Paulo Roberto Gomes Fernandes, executivo da empresa Liderroll Indústria e Comércio de Suportes, comenta que as oportunidades de negócios em Portugal surgem como um horizonte estratégico para organizações que buscam a internacionalização em um ambiente seguro e inovador. A participação em missões empresariais de alto nível permite que o executivo brasileiro compreenda as nuances do mercado europeu antes de realizar investimentos diretos.
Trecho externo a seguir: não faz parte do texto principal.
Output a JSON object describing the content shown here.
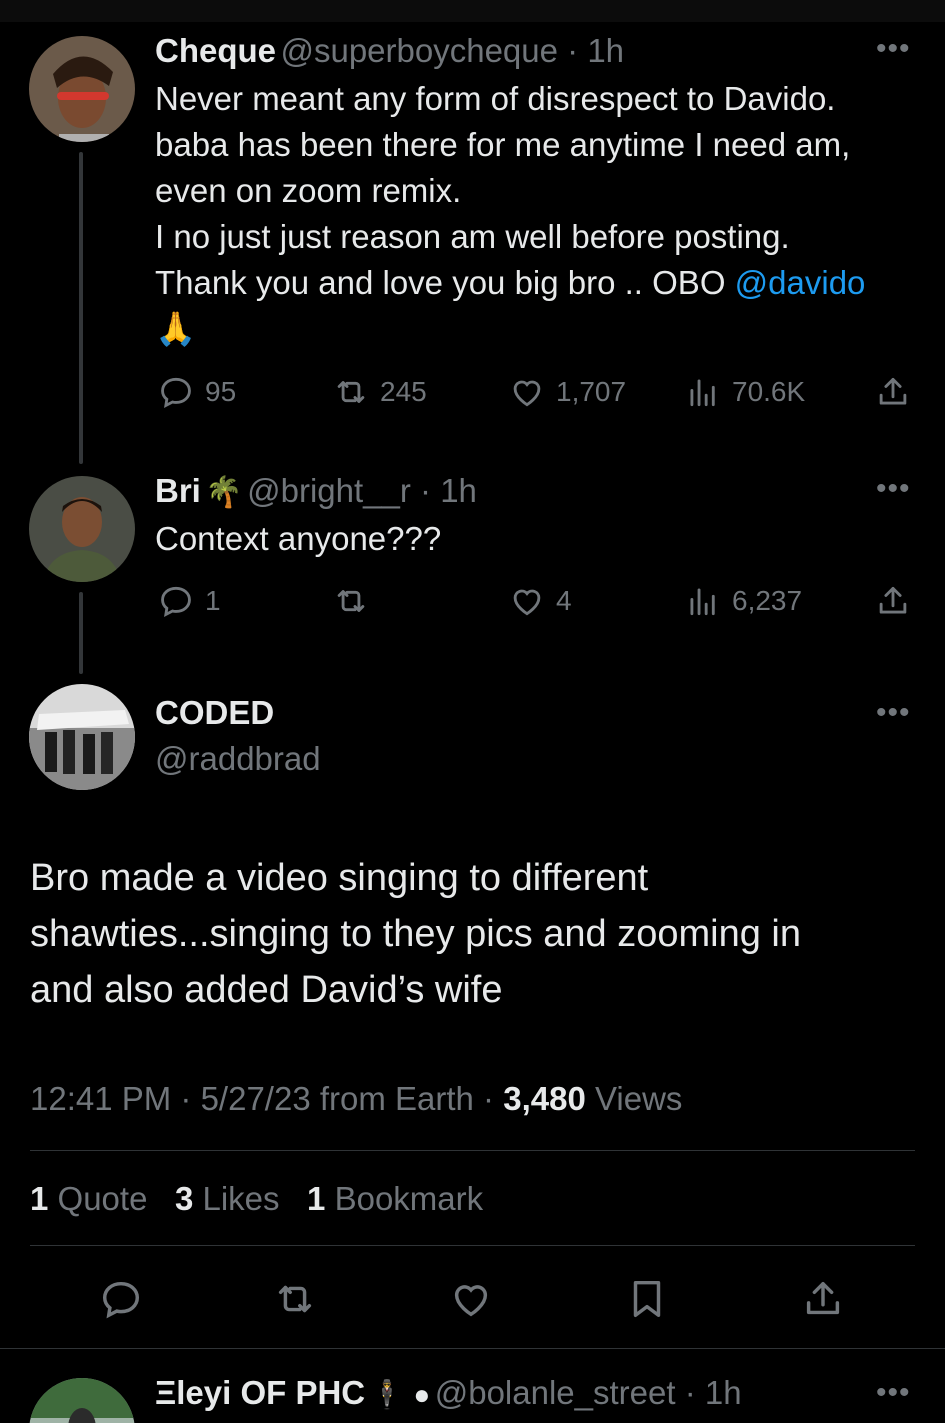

Dessa forma, a conexão estabelecida por escritórios especializados facilita o trânsito entre continentes e desmistifica processos burocráticos complexos. O intercâmbio de tecnologia e o networking qualificado são os pilares que sustentam a expansão de companhias nacionais em solo lusitano. Além disso, a maturidade da engenharia brasileira encontrou no Oeiras Valley um ecossistema fértil para o desenvolvimento de soluções voltadas à energia limpa e infraestrutura. Acompanhe a leitura e entenda como transformar sua visão de mercado.
Quais as vantagens competitivas do Oeiras Valley para brasileiros?
O projeto do município de Oeiras consolidou-se como o maior ecossistema de inovação em Portugal, concentrando uma parcela significativa da capacidade tecnológica do país. Como menciona Paulo Roberto Gomes Fernandes, a densidade de profissionais qualificados na região cria um ambiente propício para a instalação de startups e grandes grupos que dependem de capital intelectual elevado.
O município abriga o maior número de mestres e licenciados por metro quadrado em território português, garantindo mão de obra especializada para setores críticos. Assim, a exportação de 25 bilhões de euros na área não financeira demonstra o vigor econômico de um local situado a poucos minutos do Aeroporto de Lisboa.
A infraestrutura e a qualidade de vida local também pesam na balança de decisão dos empresários que buscam uma base fixa no exterior. Além do mais, a segurança jurídica e física encontrada em Portugal permite que o foco do empreendedor permaneça exclusivamente na expansão dos seus negócios e na busca por oportunidades de negócios em Portugal.
Como as empresas podem se preparar para a missão de outubro?
A preparação para uma missão empresarial internacional exige planejamento estratégico e compreensão aprofundada das oportunidades oferecidas pelo mercado europeu. Antes da participação, é essencial para mapear setores com maior potencial de sinergia, avaliar requisitos regulatórios e identificar áreas em que a tecnologia brasileira possa agregar valor competitivo. Segmentos como cibersegurança, energias renováveis, hidrogênio verde e infraestrutura industrial costumam atrair interesse crescente por parte de investidores e instituições europeias.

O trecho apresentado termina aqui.